Query, Key, Value (Q/K/V)
The three vectors each token produces in attention: the query asks what's relevant, the key advertises what a token contains, and the value carries the information passed forward when selected.

R

Ratchet Effect
The tendency for advertising incentives, once introduced into a product, to expand over time as they become integrated into revenue targets and product development.
Reward Hacking
When a model finds degenerate shortcuts to score well on the reward function without actually being more helpful or safe.
RLHF
Reinforcement Learning from Human Feedback.
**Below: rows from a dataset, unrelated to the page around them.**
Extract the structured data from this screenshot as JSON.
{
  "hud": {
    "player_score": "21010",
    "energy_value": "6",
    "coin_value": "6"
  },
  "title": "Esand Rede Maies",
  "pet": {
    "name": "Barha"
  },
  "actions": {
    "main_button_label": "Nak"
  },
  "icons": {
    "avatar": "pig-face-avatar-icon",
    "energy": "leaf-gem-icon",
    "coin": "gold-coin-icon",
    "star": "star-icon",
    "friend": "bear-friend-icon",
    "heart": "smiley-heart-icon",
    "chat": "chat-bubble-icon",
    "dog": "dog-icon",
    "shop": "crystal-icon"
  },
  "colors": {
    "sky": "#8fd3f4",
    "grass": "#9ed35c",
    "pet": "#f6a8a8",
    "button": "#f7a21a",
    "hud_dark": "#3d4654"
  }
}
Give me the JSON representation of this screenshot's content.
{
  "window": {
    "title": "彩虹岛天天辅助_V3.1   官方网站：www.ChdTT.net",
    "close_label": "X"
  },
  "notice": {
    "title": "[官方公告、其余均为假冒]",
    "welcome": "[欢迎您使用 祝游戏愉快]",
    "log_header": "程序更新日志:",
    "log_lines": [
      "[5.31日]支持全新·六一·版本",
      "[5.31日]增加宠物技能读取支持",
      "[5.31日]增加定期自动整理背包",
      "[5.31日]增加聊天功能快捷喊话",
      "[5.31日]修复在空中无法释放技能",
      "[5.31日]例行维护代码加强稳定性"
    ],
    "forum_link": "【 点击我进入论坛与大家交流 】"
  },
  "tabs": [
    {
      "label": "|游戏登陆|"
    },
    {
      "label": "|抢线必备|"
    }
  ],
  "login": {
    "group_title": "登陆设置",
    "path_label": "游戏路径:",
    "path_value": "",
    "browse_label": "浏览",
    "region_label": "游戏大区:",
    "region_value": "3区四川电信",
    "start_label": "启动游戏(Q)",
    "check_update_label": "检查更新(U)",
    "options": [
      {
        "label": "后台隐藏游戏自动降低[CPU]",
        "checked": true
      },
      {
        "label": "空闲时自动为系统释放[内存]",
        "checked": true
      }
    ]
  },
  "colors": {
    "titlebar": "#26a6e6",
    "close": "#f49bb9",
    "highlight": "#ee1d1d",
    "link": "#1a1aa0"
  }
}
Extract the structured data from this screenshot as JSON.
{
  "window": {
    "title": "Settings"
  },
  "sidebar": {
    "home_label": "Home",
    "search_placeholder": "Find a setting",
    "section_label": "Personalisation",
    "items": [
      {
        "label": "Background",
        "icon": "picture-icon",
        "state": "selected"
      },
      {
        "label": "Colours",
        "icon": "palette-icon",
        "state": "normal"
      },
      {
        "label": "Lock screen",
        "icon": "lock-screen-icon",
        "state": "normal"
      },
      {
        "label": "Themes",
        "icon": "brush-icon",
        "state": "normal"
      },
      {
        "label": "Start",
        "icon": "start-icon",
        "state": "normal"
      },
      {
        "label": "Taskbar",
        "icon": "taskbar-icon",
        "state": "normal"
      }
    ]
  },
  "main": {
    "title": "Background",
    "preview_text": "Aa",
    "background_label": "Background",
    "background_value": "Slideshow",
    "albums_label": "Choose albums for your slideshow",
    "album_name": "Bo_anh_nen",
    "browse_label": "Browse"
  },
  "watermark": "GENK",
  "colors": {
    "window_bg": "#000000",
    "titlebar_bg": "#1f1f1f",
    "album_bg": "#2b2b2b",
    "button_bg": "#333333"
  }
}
A training method that optimizes language model outputs against a reward model trained on human preference rankings.

S

Scan, Pilot, Scale
DSIT's framework for phased government AI deployment, moving from testing to broader rollout in deliberate stages.
Self-Attention
A mechanism where every token in a sequence computes relevance scores against every other token, allowing the model to weigh which parts of the input matter most for each position.
Streisand Effect
When attempts to hide or suppress information backfire by drawing more attention to it.

T

Teach For All
A global nonprofit network of independent organizations that recruit and develop teachers and leaders to work in under-resourced schools and communities across 63 countries.
Time per token
The latency required to generate each individual token during model inference, independent of total output length.
Tokenization
The process of converting text into integer sequences (tokens) that a language model computes over.
Trusted Access for Cyber
OpenAI's program requiring identity verification and use-case screening to access advanced cybersecurity capabilities in GPT-5.3-Codex.

V

Vocabulary size
The total number of unique tokens a tokenizer can represent, typically ranging from 32K to 128K in modern LLMs.

X

Xcode Previews
Xcode's live visual rendering system that shows real-time previews of SwiftUI views as developers write code.